Rui Gustavo Editor de Sociedade

Feliz e desgraçada

16 de Maio de 2017

O Vinicius já sabia: "Tristeza não tem fim, felicidade sim." O poeta e cantor e o branco mais preto do Brasil falava do Carnaval e da vida e a verdade é que vivemos preparados para enfrentar a infelicidade mas não sabemos como lidar com a felicidade, especialmente se for muito prolongada. Depois do super-fim-de-semana da canonização dos pastorinhos e da festiva visita do Papa a Fátima que decorreu sem qualquer incidente; do tetra-campeonato do Benfica, dando felicidade a mais de metade do país e da espetacular vitória de Salvador Sobral no Festival da Eurovisão, estava à espera de um início de semana de ressaca, de más notícias, de chuva e descida de temperaturas. Mas não.
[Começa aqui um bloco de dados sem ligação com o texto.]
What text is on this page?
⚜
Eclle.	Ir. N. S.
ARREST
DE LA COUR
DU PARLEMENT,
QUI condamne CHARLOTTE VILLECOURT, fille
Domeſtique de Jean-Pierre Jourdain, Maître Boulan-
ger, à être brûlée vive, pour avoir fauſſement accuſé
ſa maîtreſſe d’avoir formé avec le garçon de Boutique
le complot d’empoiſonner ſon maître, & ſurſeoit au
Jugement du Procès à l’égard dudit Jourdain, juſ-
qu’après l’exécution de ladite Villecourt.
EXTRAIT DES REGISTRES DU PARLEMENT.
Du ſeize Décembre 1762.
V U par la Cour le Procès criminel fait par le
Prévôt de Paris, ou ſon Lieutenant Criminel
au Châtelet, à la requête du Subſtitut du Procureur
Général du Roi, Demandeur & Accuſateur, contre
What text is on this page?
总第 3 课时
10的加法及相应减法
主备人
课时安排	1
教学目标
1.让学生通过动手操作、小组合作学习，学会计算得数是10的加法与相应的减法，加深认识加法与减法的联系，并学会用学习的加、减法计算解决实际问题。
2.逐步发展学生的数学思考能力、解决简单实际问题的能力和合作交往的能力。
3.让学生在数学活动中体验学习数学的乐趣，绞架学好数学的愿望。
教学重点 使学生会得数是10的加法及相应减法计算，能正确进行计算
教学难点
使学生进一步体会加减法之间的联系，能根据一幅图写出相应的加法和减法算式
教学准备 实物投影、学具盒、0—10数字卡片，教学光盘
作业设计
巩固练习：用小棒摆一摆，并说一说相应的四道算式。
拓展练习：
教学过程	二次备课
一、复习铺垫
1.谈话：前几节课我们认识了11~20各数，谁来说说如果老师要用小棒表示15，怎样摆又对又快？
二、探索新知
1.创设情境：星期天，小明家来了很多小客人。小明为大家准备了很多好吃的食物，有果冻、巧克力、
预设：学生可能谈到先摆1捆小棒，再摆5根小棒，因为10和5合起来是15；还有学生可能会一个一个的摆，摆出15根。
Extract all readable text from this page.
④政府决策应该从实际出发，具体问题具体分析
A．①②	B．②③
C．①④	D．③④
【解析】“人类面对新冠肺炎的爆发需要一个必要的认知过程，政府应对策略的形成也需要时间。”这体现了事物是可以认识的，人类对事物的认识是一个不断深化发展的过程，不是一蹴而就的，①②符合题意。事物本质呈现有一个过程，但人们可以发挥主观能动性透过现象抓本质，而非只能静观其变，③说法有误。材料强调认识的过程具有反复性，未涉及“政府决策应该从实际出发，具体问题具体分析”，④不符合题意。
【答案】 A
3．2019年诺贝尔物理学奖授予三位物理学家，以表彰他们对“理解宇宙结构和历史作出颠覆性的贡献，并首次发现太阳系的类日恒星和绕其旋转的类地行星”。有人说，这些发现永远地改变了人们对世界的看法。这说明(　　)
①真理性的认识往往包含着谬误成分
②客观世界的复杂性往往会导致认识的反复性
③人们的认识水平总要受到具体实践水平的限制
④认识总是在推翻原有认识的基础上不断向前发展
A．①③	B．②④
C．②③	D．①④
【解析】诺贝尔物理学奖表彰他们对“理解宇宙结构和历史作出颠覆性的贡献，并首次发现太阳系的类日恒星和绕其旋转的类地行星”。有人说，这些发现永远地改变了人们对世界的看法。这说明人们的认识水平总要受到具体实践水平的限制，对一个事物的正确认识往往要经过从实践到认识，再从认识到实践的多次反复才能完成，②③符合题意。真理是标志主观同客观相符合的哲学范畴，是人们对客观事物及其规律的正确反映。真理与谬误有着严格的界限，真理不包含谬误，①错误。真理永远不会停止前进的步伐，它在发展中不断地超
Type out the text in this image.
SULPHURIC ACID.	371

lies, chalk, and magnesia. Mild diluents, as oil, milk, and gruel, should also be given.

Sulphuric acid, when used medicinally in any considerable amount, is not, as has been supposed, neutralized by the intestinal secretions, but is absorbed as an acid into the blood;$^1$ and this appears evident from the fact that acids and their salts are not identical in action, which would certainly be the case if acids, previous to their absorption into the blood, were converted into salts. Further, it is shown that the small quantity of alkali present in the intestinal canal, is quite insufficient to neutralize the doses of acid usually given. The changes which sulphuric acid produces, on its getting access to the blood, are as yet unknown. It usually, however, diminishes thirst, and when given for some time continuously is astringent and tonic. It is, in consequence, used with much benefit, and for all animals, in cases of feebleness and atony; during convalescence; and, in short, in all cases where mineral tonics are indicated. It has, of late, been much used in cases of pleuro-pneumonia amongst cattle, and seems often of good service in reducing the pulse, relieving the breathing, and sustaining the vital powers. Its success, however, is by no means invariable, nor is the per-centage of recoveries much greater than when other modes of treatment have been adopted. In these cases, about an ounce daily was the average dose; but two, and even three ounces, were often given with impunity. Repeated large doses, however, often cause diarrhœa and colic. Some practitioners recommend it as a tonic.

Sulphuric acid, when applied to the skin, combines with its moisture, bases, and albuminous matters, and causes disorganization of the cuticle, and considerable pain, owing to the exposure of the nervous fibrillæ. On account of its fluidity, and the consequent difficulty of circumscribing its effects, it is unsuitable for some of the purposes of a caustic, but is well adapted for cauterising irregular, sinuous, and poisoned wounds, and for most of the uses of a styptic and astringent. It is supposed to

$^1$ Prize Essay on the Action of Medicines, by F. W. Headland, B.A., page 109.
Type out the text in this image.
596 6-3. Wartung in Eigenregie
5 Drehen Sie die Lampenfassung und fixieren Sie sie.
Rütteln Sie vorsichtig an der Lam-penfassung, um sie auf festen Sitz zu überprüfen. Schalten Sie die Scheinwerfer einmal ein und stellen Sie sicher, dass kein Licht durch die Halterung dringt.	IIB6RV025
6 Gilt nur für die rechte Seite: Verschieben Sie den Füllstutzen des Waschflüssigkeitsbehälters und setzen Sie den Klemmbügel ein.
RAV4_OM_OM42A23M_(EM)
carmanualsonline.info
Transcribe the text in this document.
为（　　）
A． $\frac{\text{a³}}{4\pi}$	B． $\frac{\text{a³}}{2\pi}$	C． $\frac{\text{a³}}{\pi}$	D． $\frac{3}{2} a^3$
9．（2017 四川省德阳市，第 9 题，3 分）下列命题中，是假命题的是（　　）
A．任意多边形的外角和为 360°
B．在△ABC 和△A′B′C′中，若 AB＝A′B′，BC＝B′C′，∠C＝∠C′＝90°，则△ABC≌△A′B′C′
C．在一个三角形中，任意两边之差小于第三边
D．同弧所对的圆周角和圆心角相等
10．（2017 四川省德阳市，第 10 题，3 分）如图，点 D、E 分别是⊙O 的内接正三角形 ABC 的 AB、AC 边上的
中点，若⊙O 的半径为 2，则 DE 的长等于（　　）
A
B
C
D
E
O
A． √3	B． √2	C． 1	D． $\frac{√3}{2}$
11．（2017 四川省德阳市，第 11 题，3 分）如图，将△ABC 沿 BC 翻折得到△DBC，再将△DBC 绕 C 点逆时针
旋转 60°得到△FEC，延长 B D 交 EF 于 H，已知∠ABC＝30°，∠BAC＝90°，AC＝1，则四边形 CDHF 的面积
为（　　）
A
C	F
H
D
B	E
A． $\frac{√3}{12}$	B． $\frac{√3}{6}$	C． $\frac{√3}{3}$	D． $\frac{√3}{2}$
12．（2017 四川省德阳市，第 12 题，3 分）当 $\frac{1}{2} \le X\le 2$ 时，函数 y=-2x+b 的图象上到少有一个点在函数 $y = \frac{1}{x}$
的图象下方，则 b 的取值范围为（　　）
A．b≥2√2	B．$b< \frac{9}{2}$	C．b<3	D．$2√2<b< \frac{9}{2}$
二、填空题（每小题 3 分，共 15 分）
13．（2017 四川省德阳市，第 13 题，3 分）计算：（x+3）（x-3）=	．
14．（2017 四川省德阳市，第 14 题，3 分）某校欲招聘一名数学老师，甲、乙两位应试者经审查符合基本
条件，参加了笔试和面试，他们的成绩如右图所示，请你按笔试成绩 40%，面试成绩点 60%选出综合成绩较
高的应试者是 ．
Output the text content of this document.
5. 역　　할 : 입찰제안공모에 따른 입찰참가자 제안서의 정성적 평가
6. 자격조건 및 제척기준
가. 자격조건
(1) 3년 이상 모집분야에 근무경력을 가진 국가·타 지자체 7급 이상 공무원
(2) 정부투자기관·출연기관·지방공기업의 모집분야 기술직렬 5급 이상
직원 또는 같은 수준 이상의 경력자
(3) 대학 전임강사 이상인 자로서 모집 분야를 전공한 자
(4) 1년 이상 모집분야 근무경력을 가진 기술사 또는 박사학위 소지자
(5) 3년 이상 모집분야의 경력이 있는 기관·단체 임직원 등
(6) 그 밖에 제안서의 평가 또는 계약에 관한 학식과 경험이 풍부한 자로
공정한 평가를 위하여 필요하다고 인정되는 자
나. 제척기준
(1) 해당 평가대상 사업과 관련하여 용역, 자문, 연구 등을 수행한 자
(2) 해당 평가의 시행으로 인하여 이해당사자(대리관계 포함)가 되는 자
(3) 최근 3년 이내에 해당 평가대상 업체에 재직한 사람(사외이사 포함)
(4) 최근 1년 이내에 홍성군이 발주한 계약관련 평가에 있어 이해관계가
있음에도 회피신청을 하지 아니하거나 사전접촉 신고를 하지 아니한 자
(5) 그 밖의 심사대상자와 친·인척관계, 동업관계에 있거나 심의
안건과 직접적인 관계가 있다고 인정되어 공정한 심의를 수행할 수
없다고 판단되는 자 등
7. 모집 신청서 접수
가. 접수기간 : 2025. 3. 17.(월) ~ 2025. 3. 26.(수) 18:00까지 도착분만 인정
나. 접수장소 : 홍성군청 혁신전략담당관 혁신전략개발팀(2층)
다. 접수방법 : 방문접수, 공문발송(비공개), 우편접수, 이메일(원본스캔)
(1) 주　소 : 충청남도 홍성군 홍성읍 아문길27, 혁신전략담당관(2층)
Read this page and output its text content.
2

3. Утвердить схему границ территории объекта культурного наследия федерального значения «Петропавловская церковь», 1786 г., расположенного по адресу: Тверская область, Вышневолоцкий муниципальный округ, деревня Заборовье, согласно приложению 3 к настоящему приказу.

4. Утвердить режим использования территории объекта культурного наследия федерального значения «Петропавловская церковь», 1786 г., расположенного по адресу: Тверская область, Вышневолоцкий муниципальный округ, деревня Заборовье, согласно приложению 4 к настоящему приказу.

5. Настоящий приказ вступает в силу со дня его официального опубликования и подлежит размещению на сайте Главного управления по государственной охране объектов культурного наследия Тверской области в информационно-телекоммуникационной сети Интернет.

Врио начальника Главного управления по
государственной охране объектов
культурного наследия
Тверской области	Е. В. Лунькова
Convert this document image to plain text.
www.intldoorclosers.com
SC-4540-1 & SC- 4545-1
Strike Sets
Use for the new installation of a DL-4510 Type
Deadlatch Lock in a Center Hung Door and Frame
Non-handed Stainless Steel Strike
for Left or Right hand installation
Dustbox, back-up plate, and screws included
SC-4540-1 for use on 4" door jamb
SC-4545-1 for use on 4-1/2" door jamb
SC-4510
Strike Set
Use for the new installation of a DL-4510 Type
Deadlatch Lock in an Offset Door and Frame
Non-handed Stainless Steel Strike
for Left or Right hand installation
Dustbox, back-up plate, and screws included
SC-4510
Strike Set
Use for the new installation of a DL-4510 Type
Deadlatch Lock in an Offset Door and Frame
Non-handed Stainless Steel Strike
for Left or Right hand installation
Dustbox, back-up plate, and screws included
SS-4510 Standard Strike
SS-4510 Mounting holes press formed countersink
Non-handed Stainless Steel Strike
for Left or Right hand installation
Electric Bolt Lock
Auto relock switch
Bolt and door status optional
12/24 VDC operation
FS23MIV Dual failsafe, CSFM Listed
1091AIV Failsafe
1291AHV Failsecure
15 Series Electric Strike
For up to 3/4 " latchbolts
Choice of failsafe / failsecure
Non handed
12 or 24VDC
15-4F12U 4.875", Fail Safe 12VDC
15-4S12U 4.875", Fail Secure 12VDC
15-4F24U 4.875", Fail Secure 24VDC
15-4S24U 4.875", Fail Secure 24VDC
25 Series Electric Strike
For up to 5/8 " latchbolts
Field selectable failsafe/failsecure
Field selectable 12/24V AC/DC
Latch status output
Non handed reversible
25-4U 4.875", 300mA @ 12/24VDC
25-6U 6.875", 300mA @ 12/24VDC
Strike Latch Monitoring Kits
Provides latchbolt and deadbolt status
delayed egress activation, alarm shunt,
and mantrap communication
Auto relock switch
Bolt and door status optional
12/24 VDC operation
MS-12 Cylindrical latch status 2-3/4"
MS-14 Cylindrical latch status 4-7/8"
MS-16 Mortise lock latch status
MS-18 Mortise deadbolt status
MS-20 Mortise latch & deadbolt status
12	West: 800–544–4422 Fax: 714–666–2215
O Produto Interno Bruto cresceu 2,8 %, o valor mais alto dos últimos dez anos o que significa que há mais riqueza para distribuir por todos. E como o turismo será a principal causa para o sucesso - É o turismo,estúpidos! - só temos razões para ficar ainda mais otimistas: vem aí o verão e o mais certo é que todos os recordes de receitas e visitas de turistas sejam batidos outra vez este ano. Já repararam há quanto tempo não se fala de crise, austeridade e desemprego? Não há coração de fadista que aguente.

Para equilibrar a força houve um ataque informático em larga escala e sem precedentes (de acordo com a Europol) que infetou 12 mil computadores em Portugal e milhões no mundo inteiro. Um vírus sequestrou os dados dos computares e hackers de origem ainda desconhecida (norte-coreanos, chineses, russos?) um resgate de 300 dólares para os devolver. Ninguém ou pouca gente terá pago e o ataque foi sustido. Não houve prejuízos graves e o incidente até serviu para as grandes empresas se convencerem da necessidade atualizar os sistemas de proteção. Pelo caminho, mais um herói: Marcus Hutchins, um puto rodeado de pizzas e videojogos inventou uma espécie de vacina que resolve, ou pelo menos trava o problema, por cerca de dez euros.

Indiferente a Salvador Sobral que fez uma excelente divulgação da língua portuguesa não só na impecável atuação, mas também na conferência de imprensa; e até ao Benfica – só o benfiquista um bocado lixado com isto parece ter compreendido o meu drama - o líder da Coreia do Norte continua a assustar o mundo e António Guterres com os planos de construção de uma arma nuclear de destruição em massa. Os testes nucleares continuam, caíram bombas no mar do Japão e críticas do mundo inteiro, até dos aliados China e Rússia, mas será Kim Jung-un uma ameaça real? Um verdadeiro motivo para provocar infelicidade fora da Coreia? A Revista E desta semana ajuda a clarificar os espíritos mais confusos.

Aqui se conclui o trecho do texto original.